I rounded the corner of a building and discovered why the pelicans were so comfortable. A man, half-clad in a bright, yellow slicker, filleted a grouper and tossed the skeletal remains in the water behind him. The pelicans plunged from the pylons jabbing the water and each other fighting over the fish’s remains. And then another fish was tossed and another fight commenced. This went on and on, so long that I felt I had outstayed my welcome and drove away.
I was so excited to have pictures of actual hungry pelicans. But then it occurred to me that these pelicans were really no different than the lazy seagulls by the waterfront. They are lazy, hand-me-out birds who could be out hunting for a living but have instead chosen to work the system and live off the charity of others. Now, I know. I know. I’m being judgmental. God only knows what personal travesties have befallen each seagull and pelican that have so crippled their hunting prowess and bird-esteem that they avail themselves to benevolence rather than toil. But The Hungry Pelican (the blog you are reading – if this can be called a blog at all) isn’t about these kinds of hungry pelicans.
Hand-me-out spirituality is lazy. It fails to move because it lives in a pretend world. It is junk food spirituality.
The Hungry Pelican is about the bird whose young are so hungry it will pierce its own breast with its beak to feed its young on blood. Real spiritual nourishment involves the admission of pain, digging, self-penetrating agony.

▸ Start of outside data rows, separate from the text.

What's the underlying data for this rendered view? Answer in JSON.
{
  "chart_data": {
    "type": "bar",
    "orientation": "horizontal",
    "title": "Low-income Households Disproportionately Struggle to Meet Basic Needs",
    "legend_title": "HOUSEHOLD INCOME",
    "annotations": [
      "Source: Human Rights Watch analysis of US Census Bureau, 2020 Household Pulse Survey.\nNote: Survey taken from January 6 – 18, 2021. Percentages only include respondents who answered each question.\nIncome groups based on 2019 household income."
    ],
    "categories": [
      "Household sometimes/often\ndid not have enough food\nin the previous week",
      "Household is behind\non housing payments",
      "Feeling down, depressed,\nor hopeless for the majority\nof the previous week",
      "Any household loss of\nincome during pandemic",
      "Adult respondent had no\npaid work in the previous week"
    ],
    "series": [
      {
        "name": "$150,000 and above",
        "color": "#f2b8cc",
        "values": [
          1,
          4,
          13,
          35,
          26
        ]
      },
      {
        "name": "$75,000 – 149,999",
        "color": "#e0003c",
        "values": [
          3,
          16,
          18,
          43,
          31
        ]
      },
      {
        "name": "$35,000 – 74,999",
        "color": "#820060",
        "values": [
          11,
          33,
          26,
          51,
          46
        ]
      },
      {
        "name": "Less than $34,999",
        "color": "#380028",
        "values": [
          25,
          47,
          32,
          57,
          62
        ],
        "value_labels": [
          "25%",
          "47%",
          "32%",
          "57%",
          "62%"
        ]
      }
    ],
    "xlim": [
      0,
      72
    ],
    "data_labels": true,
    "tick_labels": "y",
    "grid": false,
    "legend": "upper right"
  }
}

Spirituality is about work, relentless self-investigation, revealing your brokenness to the world. And we do this not in the hopes of some anesthetizing placebo, but for the real presence of Christ who shares our pain and hurt; the Christ who allowed his breast to be jabbed that we might be fed. The Christ who doesn’t so much fix us as much as he is broken with us.
“This is my body,” Christ says to us.
And we can respond by saying, “This is my body, too.”